Были мы в Ланкастере, и два вечера у меня все шло как нельзя лучше (хотя по чести должен сказать, что тамошнюю публику расшевелить нелегко). Фургоны я поставил на площади в самом конце улицы, где расположена «Гостиница Королевского Герба» мистера Слая. Странствующий Мимов Великан, а другими словами Пиклсон, тоже как раз подвизался в городе. И очень это все было благородно устроено. Никакого тебе ярмарочного балагана. Занавес из зеленой бязи в аукционном зале, а за ним — Пиклсон. Печатная афиша: «Вход только по билетам, за исключением гордости всякой просвещенной страны, свободной прессы. Воспитанникам школ и пансионов предоставляется скидка. Ничего, что могло бы вызвать румянец на щеках юности или оскорбить самый взыскательный вкус». И Мим в кассе из розового коленкора ругмя ругает нелюбознательную публику. А в лавках раздаются ученые афишки, что, дескать, историю Давида возможно понять, только поглядев на Пиклсона[46].
Вот я и пошел в этот аукционный зал, гляжу, а там пусто — одно эхо да плесень по стенам, да еще Пиклсон на красном половичке. Ну, а мне только этого и надо было, потому что хотел я ему сказать без посторонних ушей вот такие слова:
— Пиклсон, будучи обязан вам большим счастьем, я завещал вам пять фунтов стерлингов; но чтоб поменьше было хлопот, вот вам сейчас четыре фунта, если вы согласны, на чем и покончим с этим делом.

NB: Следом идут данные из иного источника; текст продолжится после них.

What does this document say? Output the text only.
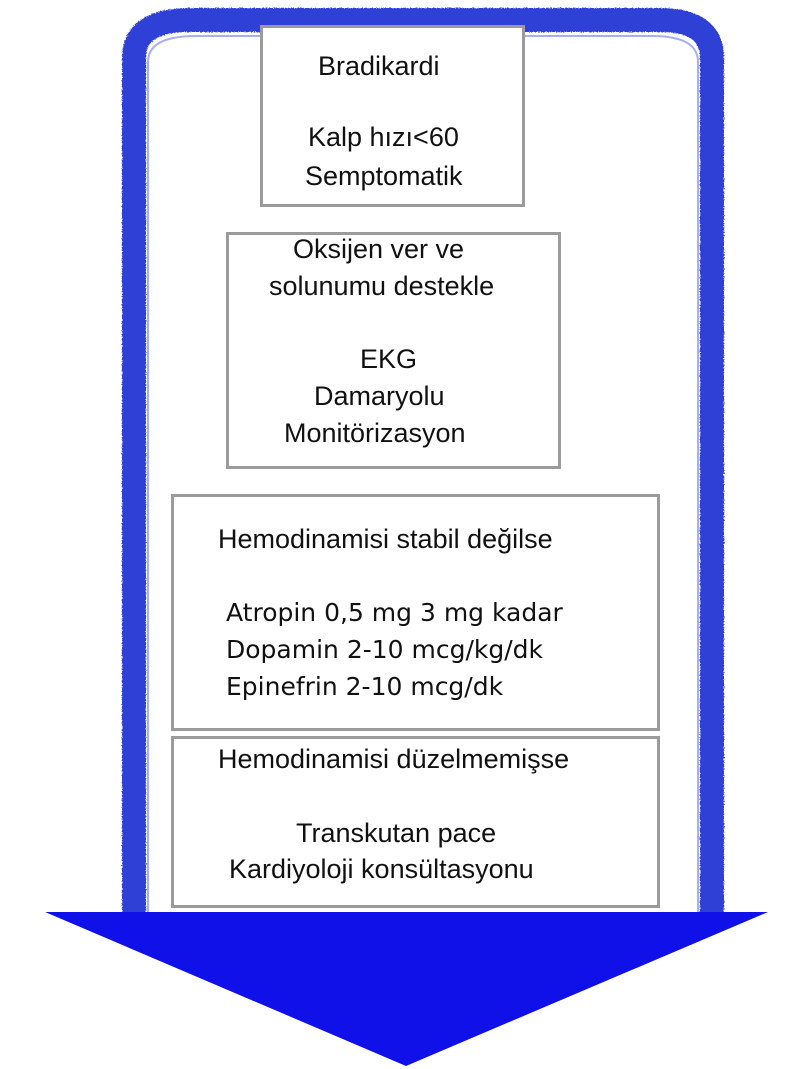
Bradikardi

Kalp hızı<60

Semptomatik

Oksijen ver ve

solunumu destekle

EKG

Damaryolu

Monitörizasyon

Hemodinamisi stabil değilse

Atropin 0,5 mg 3 mg kadar

Dopamin 2-10 mcg/kg/dk

Epinefrin 2-10 mcg/dk

Hemodinamisi düzelmemişse

Transkutan pace

Kardiyoloji konsültasyonu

Пиклсон до этого сидел такой унылый, словно длинная римская свеча, которая никак не разжигается, но тут его верхняя оконечность сразу просияла, и он выразил свою благодарность прямо-таки с парламентским красноречием — то есть для него, разумеется. И затем сообщил мне о том, что Мим, когда его римские успехи кончились, хотел было сделать из него индейского великана, которого обратила на путь истинный Дочь Молочника. Однако Пиклсон, не будучи знаком с душеспасительной книжкой, названной в честь этой девицы, и не желая сочетать надувательства со своими серьезными взглядами, наотрез отказался. Вышел скандал, и бедняга лишился обычной порции пива. И пока мы с ним беседовали, все, о чем он рассказывал, подтверждалось яростным рычанием Мима в кассе, от которого великан начинал дрожать как осиновый лист.
Но нашего с вами дела в рассказе странствующего великана, а другими словами Пиклсона, касалось вот что:
— Доктор Мериголд (я передаю только его слова, а не то, как он тянул и мямлил), что это за молодой человек околачивается около ваших фургонов?
— Молодой человек? — удивленно говорю я, решив, что он имеет в виду Софи и по своей поврежденной циркуляции сказал не то.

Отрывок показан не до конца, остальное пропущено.